Recently Completed Private Offerings

     In order to raise funds for working capital and development of EMMA, on
July 27, 1999, we commenced a private offering pursuant to Section 4(2) of the
Securities Act of 1933 and Regulation D. The offering terminated on November 30,
1999. We offered units, each unit comprised of 10 shares of Series A 8%
Cumulative Convertible Redeemable Preferred Stock and 5 Series A Common Stock
Purchase Warrants. The Units were offered for sale at $95.00 per Unit. Each
share of the Series A Preferred Stock is convertible into one share of Common
Stock, based upon a conversion price of $9.50. The Series A Warrants were
originally exercisable at $12.00 per share. In October 2000, the Board of
Directors determined to reduce the exercise price to $9.00. Dividends on the
Series A Preferred Stock are cumulative annual dividends at the rat of 8% per
annum are payable annually. Dividends may be paid in cash, or at our option, in
additional Series A Warrants based upon a price of $12.00 per Series A
Warrant.

     At November 30, 1999 we had received gross proceeds from this completed
offering of approximately $1,122,188. As a result of this offering we have
issued 118,125 shares of Series A 8% Cumulative Convertible Redeemable Preferred
Stock and 59,063 Series A Common Stock Purchase Warrants. The registration
statement of which this prospectus forms a part includes 177,091 shares of
Common Stock issuable upon conversion of the Series A Preferred Stock and
exercise of the Series A Warrants and an additional 15,000


                                       5
<PAGE>


shares of Common Stock underlying Series A Warrants which may be issued as
dividends on the Series A Preferred Stock.

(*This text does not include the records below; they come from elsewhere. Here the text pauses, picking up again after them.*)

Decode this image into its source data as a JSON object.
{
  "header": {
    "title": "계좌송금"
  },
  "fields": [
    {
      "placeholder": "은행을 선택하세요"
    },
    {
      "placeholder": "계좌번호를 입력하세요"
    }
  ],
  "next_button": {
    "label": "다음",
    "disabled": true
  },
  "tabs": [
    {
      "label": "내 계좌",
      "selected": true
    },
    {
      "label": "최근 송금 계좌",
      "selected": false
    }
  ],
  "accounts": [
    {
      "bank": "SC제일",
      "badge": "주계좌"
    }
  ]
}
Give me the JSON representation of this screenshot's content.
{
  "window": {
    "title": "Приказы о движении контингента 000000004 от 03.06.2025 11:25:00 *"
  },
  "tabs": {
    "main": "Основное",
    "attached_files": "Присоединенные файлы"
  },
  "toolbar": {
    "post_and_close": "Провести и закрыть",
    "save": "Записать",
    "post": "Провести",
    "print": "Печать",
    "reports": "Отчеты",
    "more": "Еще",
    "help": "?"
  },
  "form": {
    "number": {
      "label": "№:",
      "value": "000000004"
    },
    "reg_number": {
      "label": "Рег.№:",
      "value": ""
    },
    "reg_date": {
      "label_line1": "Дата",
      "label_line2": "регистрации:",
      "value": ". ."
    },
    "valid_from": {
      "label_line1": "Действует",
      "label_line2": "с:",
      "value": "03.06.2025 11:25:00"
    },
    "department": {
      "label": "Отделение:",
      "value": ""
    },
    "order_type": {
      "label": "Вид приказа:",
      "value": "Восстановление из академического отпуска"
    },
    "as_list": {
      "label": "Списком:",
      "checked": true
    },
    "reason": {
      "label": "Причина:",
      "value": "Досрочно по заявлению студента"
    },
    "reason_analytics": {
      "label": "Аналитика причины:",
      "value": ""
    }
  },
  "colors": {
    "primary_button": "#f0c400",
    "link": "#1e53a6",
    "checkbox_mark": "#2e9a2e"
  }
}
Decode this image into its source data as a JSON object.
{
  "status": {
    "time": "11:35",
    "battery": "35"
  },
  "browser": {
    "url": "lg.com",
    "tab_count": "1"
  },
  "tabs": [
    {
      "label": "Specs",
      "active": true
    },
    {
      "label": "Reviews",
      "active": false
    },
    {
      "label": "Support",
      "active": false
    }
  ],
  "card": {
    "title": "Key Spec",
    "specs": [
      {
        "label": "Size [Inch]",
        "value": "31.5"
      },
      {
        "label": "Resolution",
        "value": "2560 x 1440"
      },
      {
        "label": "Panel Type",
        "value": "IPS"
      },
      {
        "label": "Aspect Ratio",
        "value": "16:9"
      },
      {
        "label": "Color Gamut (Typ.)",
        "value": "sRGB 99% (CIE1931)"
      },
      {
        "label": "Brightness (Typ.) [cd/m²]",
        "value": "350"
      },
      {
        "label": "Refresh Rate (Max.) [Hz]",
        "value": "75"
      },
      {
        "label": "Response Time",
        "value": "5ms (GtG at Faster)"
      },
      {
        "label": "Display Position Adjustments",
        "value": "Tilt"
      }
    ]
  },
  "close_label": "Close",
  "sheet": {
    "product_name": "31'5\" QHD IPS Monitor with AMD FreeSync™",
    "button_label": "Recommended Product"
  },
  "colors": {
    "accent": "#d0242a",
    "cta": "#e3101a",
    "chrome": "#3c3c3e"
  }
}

     We recorded deemed dividends of $22,640 for both the Series A Preferred
Stock and Series A Warrants issued for the three months ended August 31, 2000.
This amount was based on the difference between the closing market price and the
offering price of the Series A Preferred Stock plus the value of the Series A
Warrants associated with the Series A Preferred Stock, value using the "Black
Scholes" model.

     On December 31, 1999, we commenced a second private offering pursuant to
Section 4(2) of the Securities Act of 1933 and Regulation D. GunnAllen
Financial, Inc., one of our investment bankers and an underwriter in our initial
public offering, was engaged as placement agent for this offering. The offering
consisted of units, each unit comprised of a secured convertible promissory note
in the principal amount of $50,000, bearing interest at the rate of 10% per
annum and Series B Redeemable Warrants to purchase 5,000 shares of common stock.
The notes are convertible into our Common Stock at the conversion rate of $9.50
per share. The Series B Warrants were originally exercisable at a price of
$13.00 per share. In October 2000, the Board of Directors determined to reduce
the exercise price to $9.00 per share.

     At January 5, 2000, we received gross proceeds from this completed offering
of $3,362,000 from the sale of 67.24 Units. As a result of this offering we
issued notes in the aggregate principal amount of $3,362,000 and 336,200 Series
B Common Stock Purchase Warrants. This registration statement and prospectus
includes the 690,095 shares of Common Stock underlying the convertible
Promissory Notes and the Series B Warrants (figures represent rounding).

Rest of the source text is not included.